Es un sublime ejercicio de ironía el de Grossman. Y también una manera muy efectiva de poner al censor entre la espada y la pared. Entre Escila y Caribdis, para decirlo en prosa. De retarlo: «Te he dicho que estos no salen en los libros, pero decídelo esta vez tú», le viene a decir. Y el censor, rabioso, burlado, cabrón, tachó todo eso. No entraron los «rostros sombríos» ni las «cabezas gachas» en el libro que leería el pueblo soviético. Ah, idiotas: ¡no saber que las gestas lo son más aún cuando sabemos de la presencia de los cobardes, los vencidos, los pusilánimes y los desertores!

Sabía Grossman, debe saber cualquiera, que sobre el fondo de la cobardía y la deserción sobresale mejor el valiente, el echao’pa’lante, ese héroe sublime en la literatura como en la vida que es el hombre común puesto a prueba. Hay miles de hombres y mujeres patrullando la pandemia, surcando la peste, estos días: doctoras y enfermeros, policías y camilleros, cajeras de supermercado y enterradores. Conozco a algunos. Me sorprendió la naturalidad con la que escriben y conversan hasta que comprendí que solo ellos pueden sorprenderse, no yo. Ellos, por los números, el escenario, la desmesura, el reto bioético, el cansancio físico y el agotamiento, el fastidio moral. ¿Por qué me iba a sorprender yo, aquí confinado?

A diferencia de lo que sucede en la guerra, donde el contable se convierte en fusilero, el maestro en zapador y el dependiente de unos grandes almacenes en el tipo malencarado que maneja el obús, los héroes de este tiempo y estos días son gente con un oficio que ejercen. Y en esa matemática simplicidad, en esa correlación administrativa, radica la normalidad de esto que los políticos y los poetas quieren llamar guerra sin serlo. Sin serlo ella, ni a veces ellos. Una normalidad que engordó esta suerte de realidad aumentada hasta tornarla anormal por unos días, unas semanas.

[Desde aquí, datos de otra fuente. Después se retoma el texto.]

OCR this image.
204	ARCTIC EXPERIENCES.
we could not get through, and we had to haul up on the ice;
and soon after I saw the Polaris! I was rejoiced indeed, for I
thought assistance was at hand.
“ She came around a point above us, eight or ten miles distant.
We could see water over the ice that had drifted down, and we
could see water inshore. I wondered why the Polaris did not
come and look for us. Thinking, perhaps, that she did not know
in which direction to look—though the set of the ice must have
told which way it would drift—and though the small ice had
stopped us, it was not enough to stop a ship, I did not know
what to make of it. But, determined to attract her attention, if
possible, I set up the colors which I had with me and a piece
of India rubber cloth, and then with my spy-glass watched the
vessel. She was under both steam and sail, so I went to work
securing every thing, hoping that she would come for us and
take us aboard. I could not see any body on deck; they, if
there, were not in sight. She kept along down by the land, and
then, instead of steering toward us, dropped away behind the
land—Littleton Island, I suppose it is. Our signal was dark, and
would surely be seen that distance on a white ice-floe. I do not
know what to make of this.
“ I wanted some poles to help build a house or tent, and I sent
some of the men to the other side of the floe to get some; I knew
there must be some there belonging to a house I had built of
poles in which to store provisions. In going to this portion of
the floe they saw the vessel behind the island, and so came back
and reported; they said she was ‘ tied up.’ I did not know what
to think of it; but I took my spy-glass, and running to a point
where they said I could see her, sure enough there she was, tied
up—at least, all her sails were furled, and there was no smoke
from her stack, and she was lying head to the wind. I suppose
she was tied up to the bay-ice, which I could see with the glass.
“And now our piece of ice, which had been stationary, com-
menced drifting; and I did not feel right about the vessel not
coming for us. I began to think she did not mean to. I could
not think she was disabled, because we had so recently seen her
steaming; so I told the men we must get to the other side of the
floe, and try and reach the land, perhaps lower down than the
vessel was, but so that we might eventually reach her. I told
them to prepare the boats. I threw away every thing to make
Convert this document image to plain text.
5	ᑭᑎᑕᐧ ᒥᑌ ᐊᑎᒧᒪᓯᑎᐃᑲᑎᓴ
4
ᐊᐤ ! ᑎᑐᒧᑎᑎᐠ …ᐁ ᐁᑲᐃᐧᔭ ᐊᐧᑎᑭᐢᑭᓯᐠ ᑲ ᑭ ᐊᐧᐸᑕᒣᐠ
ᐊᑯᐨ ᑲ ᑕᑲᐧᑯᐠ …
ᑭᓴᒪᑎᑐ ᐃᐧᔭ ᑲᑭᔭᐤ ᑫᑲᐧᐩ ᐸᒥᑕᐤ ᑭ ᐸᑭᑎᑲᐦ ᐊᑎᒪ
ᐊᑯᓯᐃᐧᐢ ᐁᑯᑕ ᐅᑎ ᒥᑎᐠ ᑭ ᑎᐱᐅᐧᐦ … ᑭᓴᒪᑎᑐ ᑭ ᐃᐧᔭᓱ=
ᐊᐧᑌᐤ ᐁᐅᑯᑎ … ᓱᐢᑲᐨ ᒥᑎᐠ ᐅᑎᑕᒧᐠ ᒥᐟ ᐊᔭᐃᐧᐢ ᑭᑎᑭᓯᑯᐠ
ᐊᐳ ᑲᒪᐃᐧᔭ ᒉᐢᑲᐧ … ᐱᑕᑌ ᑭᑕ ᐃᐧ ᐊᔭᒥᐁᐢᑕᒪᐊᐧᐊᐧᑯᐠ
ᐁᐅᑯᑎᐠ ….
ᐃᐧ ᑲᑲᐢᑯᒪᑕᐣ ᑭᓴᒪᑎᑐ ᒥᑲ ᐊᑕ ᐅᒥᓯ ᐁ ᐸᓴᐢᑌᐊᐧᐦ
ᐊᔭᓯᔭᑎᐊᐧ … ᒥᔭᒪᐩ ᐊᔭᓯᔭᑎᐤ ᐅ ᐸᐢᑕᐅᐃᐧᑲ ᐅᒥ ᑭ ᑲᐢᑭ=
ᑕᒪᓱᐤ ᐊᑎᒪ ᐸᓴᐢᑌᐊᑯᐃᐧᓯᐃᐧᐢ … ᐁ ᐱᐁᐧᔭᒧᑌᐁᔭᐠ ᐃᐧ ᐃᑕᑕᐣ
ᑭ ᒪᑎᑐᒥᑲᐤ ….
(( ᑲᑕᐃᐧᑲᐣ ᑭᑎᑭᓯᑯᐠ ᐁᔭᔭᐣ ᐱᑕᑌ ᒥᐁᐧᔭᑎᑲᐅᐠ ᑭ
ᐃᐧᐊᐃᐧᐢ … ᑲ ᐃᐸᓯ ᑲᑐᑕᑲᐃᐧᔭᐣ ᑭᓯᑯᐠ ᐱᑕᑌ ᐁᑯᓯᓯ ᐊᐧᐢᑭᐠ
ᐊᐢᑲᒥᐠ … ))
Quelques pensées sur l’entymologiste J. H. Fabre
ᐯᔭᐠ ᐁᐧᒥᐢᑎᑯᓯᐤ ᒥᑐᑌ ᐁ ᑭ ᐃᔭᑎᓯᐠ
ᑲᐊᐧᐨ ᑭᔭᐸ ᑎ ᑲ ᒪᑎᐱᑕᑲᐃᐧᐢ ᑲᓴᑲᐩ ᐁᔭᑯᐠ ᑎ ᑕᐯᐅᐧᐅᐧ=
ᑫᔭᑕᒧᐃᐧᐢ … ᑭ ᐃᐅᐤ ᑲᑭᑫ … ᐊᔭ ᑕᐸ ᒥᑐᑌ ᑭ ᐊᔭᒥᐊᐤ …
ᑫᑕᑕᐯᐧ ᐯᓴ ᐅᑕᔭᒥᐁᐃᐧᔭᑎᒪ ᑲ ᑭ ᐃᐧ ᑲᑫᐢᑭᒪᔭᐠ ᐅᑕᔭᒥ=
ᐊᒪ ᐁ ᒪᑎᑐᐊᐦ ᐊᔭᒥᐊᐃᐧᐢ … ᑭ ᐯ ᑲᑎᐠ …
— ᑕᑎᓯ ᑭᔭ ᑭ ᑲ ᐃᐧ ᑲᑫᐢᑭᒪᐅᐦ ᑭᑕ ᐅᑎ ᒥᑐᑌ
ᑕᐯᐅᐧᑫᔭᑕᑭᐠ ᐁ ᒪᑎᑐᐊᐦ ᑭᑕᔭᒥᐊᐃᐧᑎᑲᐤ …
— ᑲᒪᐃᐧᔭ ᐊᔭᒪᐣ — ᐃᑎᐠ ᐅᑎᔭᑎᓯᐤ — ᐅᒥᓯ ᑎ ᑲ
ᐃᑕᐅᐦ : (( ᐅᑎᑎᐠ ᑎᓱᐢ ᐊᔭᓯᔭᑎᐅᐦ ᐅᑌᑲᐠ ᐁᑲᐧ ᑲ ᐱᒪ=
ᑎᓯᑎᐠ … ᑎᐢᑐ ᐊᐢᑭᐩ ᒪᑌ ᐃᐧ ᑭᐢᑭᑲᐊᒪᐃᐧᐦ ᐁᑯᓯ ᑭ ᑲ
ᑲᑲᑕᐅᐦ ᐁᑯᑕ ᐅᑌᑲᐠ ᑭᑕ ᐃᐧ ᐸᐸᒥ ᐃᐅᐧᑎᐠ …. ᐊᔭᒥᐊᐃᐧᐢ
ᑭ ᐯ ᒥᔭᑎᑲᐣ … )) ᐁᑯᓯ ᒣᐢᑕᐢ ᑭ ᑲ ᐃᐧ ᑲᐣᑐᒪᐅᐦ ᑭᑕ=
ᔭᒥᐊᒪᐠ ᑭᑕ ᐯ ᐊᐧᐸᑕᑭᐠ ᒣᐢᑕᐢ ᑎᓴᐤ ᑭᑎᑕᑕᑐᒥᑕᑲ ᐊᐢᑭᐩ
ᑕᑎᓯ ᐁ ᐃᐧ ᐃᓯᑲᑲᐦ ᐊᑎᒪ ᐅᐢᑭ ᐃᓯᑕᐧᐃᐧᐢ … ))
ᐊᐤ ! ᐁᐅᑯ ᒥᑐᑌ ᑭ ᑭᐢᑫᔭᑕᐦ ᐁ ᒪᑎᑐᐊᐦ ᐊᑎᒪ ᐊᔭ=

Es extraordinario el número de personajes literarios que habrán dado a luz estas semanas. La cuestión será ver qué hacen con ellos los escritores, que en estos tiempos ligeramente distintos de los que habitaba Grossman, son censores de sí mismos y fabricantes de héroes que le endulcen la tarde al público de la «posguerra» falaz que ya anuncian. Porque no hay posguerras que sigan a guerras que no fueron. Y a nadie se le ocurrirá parir la palabra «post-emergencia», esa cosa fea.

M. me avisó de que Andrea Bocelli… Pero no estaba yo para gorgoritos. Volví a la bicicleta y la miraba desde el balcón al otro lado de la puerta cerrada.
La pandemia no ha conseguido aflojarme los esfínteres del gusto. Los primeros días llovían los anuncios de museos y óperas, conciertos, puestas teatrales y ballets: el mundo entero en streaming gratuito por compasión. ¡Hasta PornHub regalaba sus pirouettes!

Pero la compasión, esto lo enseña leer a Grossman y a Tolstói, hay que reservarla para los enfermos y los muertos. Los sanos, como los héroes en nómina y en gloria civil de estos días, hemos de seguir operando con los criterios de eficacia y razón aprendidos en el oficio de vivir, que es el oficio de ganar hasta el momento exacto en que deja de serlo. Hasta que la cruda realidad que censa en el Registro civil, que es como censurar en la novela de la vida, deje inscrito con su tachón que por una y definitiva vez el oficio de ganar lo ha sido de perder.